The first thing that jumps out at me is that at first he loaded. Then, he stopped wanting to go in.
I have seen this the most when people drive too roughly with a horse in a straight load. When a horse is in a slant load, they can hold their balance much better because their right front foot is out there to balance on. If you haul horses in an open stock trailer, they will stand that way any time they are tied with their heads at the front. If they are untied, they will usually haul standing backwards.
When a horse is hauled in a straight load, you MUST drive around corners and curves MUCH slower and more carefully that when pulling a stock or slant trailer. If the divider goes all of the way to the floor, it should be cut off, replaced with a padded pipe or swung to one side so the horse can stand with a wider stance and keep his balance better. Horses liking the divider swung over usually has more to do with standing wider than loading. This alone makes most horses happier in a straight load.
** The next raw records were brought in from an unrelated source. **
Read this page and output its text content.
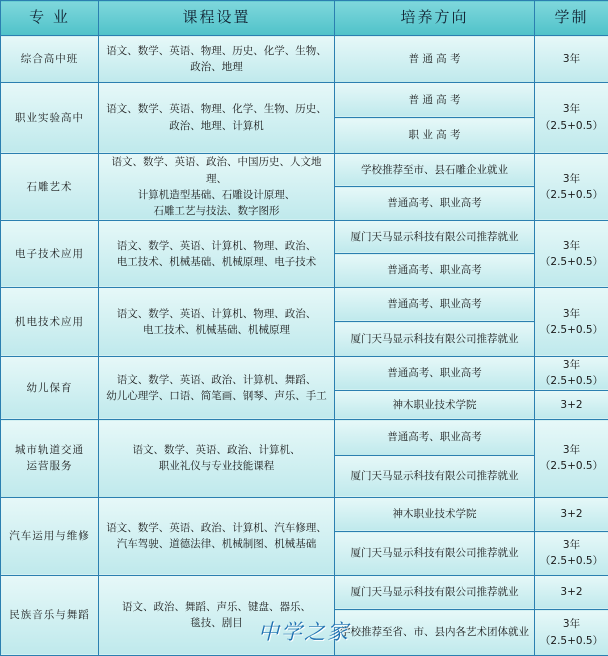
专 业	课程设置	培养方向	学制
综合高中班	语文、数学、英语、物理、历史、化学、生物、
政治、地理	普 通 高 考	3年

职业实验高中	语文、数学、英语、物理、化学、生物、历史、
政治、地理、计算机	普 通 高 考	3年
（2.5+0.5）

		职 业 高 考	
石雕艺术	语文、数学、英语、政治、中国历史、人文地理、
计算机造型基础、石雕设计原理、
石雕工艺与技法、数字图形	学校推荐至市、县石雕企业就业	3年
（2.5+0.5）

		普通高考、职业高考	
电子技术应用	语文、数学、英语、计算机、物理、政治、
电工技术、机械基础、机械原理、电子技术	厦门天马显示科技有限公司推荐就业	3年
（2.5+0.5）

		普通高考、职业高考	
机电技术应用	语文、数学、英语、计算机、物理、政治、
电工技术、机械基础、机械原理	普通高考、职业高考	3年
（2.5+0.5）

		厦门天马显示科技有限公司推荐就业	
幼儿保育	语文、数学、英语、政治、计算机、舞蹈、
幼儿心理学、口语、简笔画、钢琴、声乐、手工	普通高考、职业高考	3年
（2.5+0.5）

		神木职业技术学院	3+2

城市轨道交通
运营服务	语文、数学、英语、政治、计算机、
职业礼仪与专业技能课程	普通高考、职业高考	3年
（2.5+0.5）

		厦门天马显示科技有限公司推荐就业	
汽车运用与维修	语文、数学、英语、政治、计算机、汽车修理、
汽车驾驶、道德法律、机械制图、机械基础	神木职业技术学院	3+2

		厦门天马显示科技有限公司推荐就业	3年
（2.5+0.5）

民族音乐与舞蹈	语文、政治、舞蹈、声乐、键盘、器乐、
毯技、剧目	厦门天马显示科技有限公司推荐就业	3+2

		学校推荐至省、市、县内各艺术团体就业	3年
（2.5+0.5）
中学之家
Also, when hauling, you can slow down, or speed up or carefully go around a curve, but you can combine braking and taking a curve at the same time. Slow down and /or use your brakes BEFORE the curve and then keep a steady speed going around it. You must slow down to a much slower speed if you approach an S curve. The horse will be balanced for the first part of the curve and will not be able to switch to the other direction very well so you have to go slower. If you haul horses too roughly very much, you will end up with a 'climber', 'leaner' or 'scrambler' that tries to climb or lean on one of the walls of the trailer. This is a real hard vice to ever cure. I have seen several horses back in the 60s (when only straight loads were around) that had open sores exposing their hip bones from leaning so severely.
Secondly -- If a horse leads properly -- not just follows when it wants to -- IT WILL LOAD! I have trained horses to load for 45 or 50 years now (and they continue to load if they are not hauled too roughly) by 'fixing' the leading problem.
I use a 'draw halter' or a lip string and apply 'light ' pressure until the horse takes a step forward and then instantly release the pressure after each step. I have never had it fail and that is with flippers, horses that have 'struck out at' and hurt people and horses that have tried to 'self-destruct'.
When I get time (I have to get a set of trail horses ready to ride this morning (and also on Saturday and Sunday) I will put together a post on exactly how I do it. The key is to apply 'light' pressure and not let the horse get reactive and 'on the fight'. It works every time for me and for others that learn to keep their temper under control and never yank or jerk the lead but simply use 'pressure and release' in a very calm and light manner.